Minimally invasive surgery in urology represents the replacement of traditional open surgery by endoscopic surgery: either ureteroscopic, percutaneous, or laparoscopic surgery. The major advantage of endoscopic surgery is that by using small or no incisions to treat a urologic disorder, the convalescence period from surgery is reduced and the patient is able to resume regular activities sooner than if open surgery was performed. Examples of procedures that are performed in the Division of Urology that would be classified as minimally invasive are: percutaneous kidney surgery, laparoscopic nephrectomy, laparoscopic cryoablation of the kidney, laparoscopic partial nephrectomy, laparoscopic radical prostatectomy, laparoscopic pelvic lymph node dissection, laparoscopic pyeloplasty, laparoscopic pelvic lymph node dissection,and Acucize balloon incision for uretero-pelvic junction obstruction, etc.
Percutaneous Renal Surgery
Percutaneous renal surgery involves the development of a track (usually 1 cm in width) from the skin directly into the kidney. The endourologist then looks directly into the kidney through this track and is able to treat certain kidney disorders. The most common indication for percutaneous surgery is to remove large kidney stones (> 2.5 cm), which cannot be effectively treated with extracorporeal shockwave lithotripsy (SWL) or in patients in whom SWL has failed. Any form of anatomical obstruction of the kidney associated with a kidney stone is also best treated primarily with percutaneous surgery. In such cases, such as uretero-pelvic junction (UPJ) obstruction and calyceal diverticuli, percutaneous surgery can not only remove the stone completely from the kidney but also simultaneously treat the underlying anatomical abnormality that has resulted in the formation of the stone itself. Treating the stones with SWL in kidneys with anatomical abnormalities is inappropriate because if the stones do fragment with SWL, they will continue to reside in the kidney because of its abnormal drainage.
The advantages of percutaneous surgery are its minimally invasive characteristic compared to open surgery and its more definitive outcome compared to SWL. Patients typically remain in the hospital for a day or two after percutaneous surgery and are able to return to their regular activities in a week or two instead of the one to two months recuperative period required for open surgery. Indeed, the role of open surgery for many renal obstructive disorders is currently extremely limited.
Laparoscopic Urologic Surgery
Over the last decade, major strides have been made in the application of laparoscopic surgery to the treatment of urologic disorders. Almost all traditional open urologic surgery has been performed using the laparoscope. Despite this accomplishment, the use of laparoscopy continues to be defined in urology as several controversial issues remain. Without question, laparoscopic surgery is less morbid than open surgery and patients return to their regular activities much sooner than if open surgery was performed. The common application of laparoscopy in urology today is for pelvic lymph node dissection for the staging of prostate cancer, nephrectomy for benign and certain malignant diseases of the kidney, and living related nephrectomy for renal transplantation.
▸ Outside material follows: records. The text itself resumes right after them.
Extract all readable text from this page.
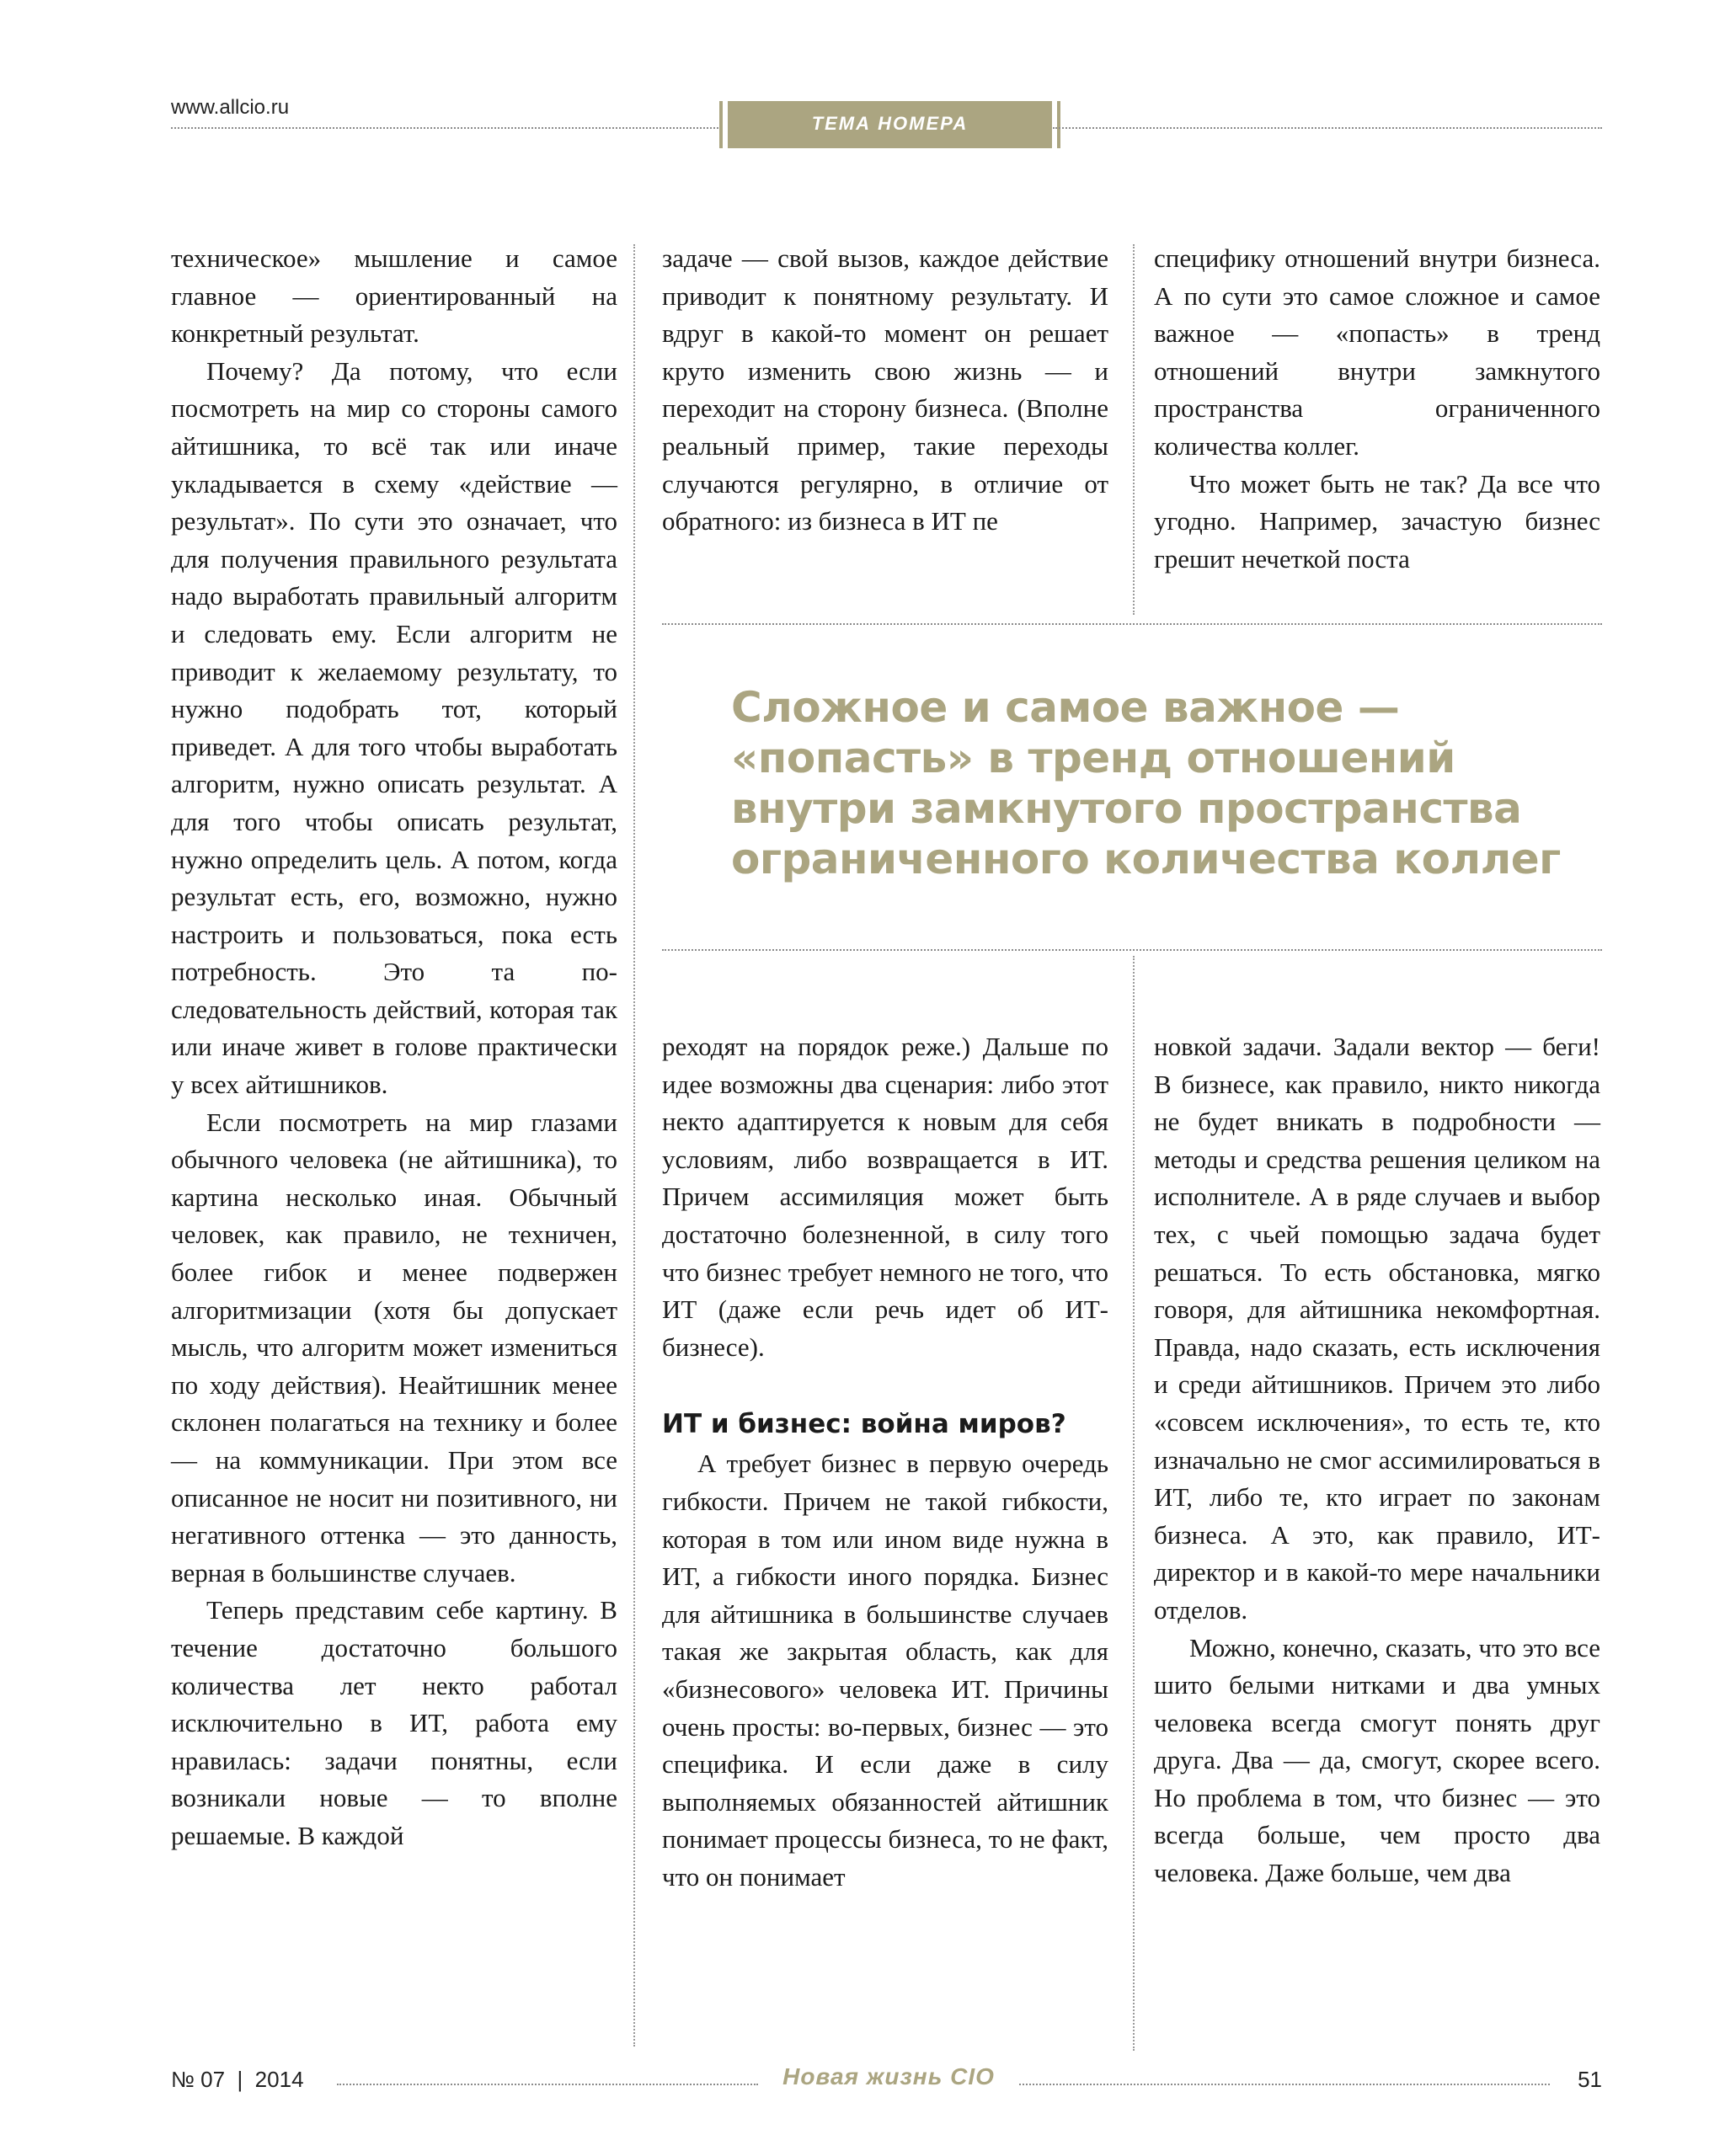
www.allcio.ru
ТЕМА НОМЕРА

техническое» мышление и самое главное — ориентированный на конкретный результат.

Почему? Да потому, что если посмотреть на мир со стороны самого айтишника, то всё так или иначе укладывается в схему «действие — результат». По сути это означает, что для получения правильного результата надо выработать правильный алгоритм и следовать ему. Если алгоритм не приводит к желаемому результату, то нужно подобрать тот, который приведет. А для того чтобы выработать алгоритм, нужно описать результат. А для того чтобы описать результат, нужно определить цель. А потом, когда результат есть, его, возможно, нужно настроить и пользоваться, пока есть потребность. Это та последовательность действий, которая так или иначе живет в голове практически у всех айтишников.

Если посмотреть на мир глазами обычного человека (не айтишника), то картина несколько иная. Обычный человек, как правило, не техничен, более гибок и менее подвержен алгоритмизации (хотя бы допускает мысль, что алгоритм может измениться по ходу действия). Неайтишник менее склонен полагаться на технику и более — на коммуникации. При этом все описанное не носит ни позитивного, ни негативного оттенка — это данность, верная в большинстве случаев.

Теперь представим себе картину. В течение достаточно большого количества лет некто работал исключительно в ИТ, работа ему нравилась: задачи понятны, если возникали новые — то вполне решаемые. В каждой

задаче — свой вызов, каждое действие приводит к понятному результату. И вдруг в какой-то момент он решает круто изменить свою жизнь — и переходит на сторону бизнеса. (Вполне реальный пример, такие переходы случаются регулярно, в отличие от обратного: из бизнеса в ИТ пе

специфику отношений внутри бизнеса. А по сути это самое сложное и самое важное — «попасть» в тренд отношений внутри замкнутого пространства ограниченного количества коллег.

Что может быть не так? Да все что угодно. Например, зачастую бизнес грешит нечеткой поста

Сложное и самое важное — «попасть» в тренд отношений внутри замкнутого пространства ограниченного количества коллег

реходят на порядок реже.) Дальше по идее возможны два сценария: либо этот некто адаптируется к новым для себя условиям, либо возвращается в ИТ. Причем ассимиляция может быть достаточно болезненной, в силу того что бизнес требует немного не того, что ИТ (даже если речь идет об ИТ-бизнесе).

ИТ и бизнес: война миров?

А требует бизнес в первую очередь гибкости. Причем не такой гибкости, которая в том или ином виде нужна в ИТ, а гибкости иного порядка. Бизнес для айтишника в большинстве случаев такая же закрытая область, как для «бизнесового» человека ИТ. Причины очень просты: во-первых, бизнес — это специфика. И если даже в силу выполняемых обязанностей айтишник понимает процессы бизнеса, то не факт, что он понимает

новкой задачи. Задали вектор — беги! В бизнесе, как правило, никто никогда не будет вникать в подробности — методы и средства решения целиком на исполнителе. А в ряде случаев и выбор тех, с чьей помощью задача будет решаться. То есть обстановка, мягко говоря, для айтишника некомфортная. Правда, надо сказать, есть исключения и среди айтишников. Причем это либо «совсем исключения», то есть те, кто изначально не смог ассимилироваться в ИТ, либо те, кто играет по законам бизнеса. А это, как правило, ИТ-директор и в какой-то мере начальники отделов.

Можно, конечно, сказать, что это все шито белыми нитками и два умных человека всегда смогут понять друг друга. Два — да, смогут, скорее всего. Но проблема в том, что бизнес — это всегда больше, чем просто два человека. Даже больше, чем два

№ 07  |  2014	Новая жизнь CIO	51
Laparoscopic pelvic lymph node dissection is performed for the staging of prostate cancer if it impacts on the choice of subsequent therapy. Based on whether prostate cancer has spread to the pelvic lymph nodes, the patient and his urologist may choose surgery, radiation, or hormonal therapy. Laparoscopic radical prostatectomy has not been universally accepted because alternative procedures such as open radical perineal prostatectomy may be less morbid and less costly than laparoscopy radical prostatectomy.
Laparoscopic kidney removal is becoming more widely accepted in the urological community. In situations where subsequent knowledge of precise kidney pathology is not a relevant clinical issue, laparoscopic kidney removal can be done with incisions that are only about one cm in size. In patients who have kidney cancer, the surgeon may chose to perform a hand-assisted laparoscopic (HALS) nephrectomy. The major advantage of HALS is that the entire kidney cancer is removed as in open surgery so that a precise pathological examination of the kidney can be performed for prognostic purposes. The morbidity of HALS is similar to that of a completely laparoscopic procedure, and much superior to that of traditional open renal surgery. With a completely laparoscopic nephrectomy for kidney cancer, there is a small risk of tumor spillage because the kidney has to be morcellated and removed in pieces through the small incisions. For living related kidney donor nephrectomy, HALS provides an organ for transplantation similar to that with open surgery with less morbidity to the donor.
In choosing between the various options for renal surgery, it is important to remember that percutaneous surgery (if appropriate) has the least morbidity, followed by laparoscopic surgery, followed by open surgery. Ultimately, the choice of procedure for a particular kidney disorder is made by the patient and his/her urologist after thorough discussion of the pros and cons of the various surgical options.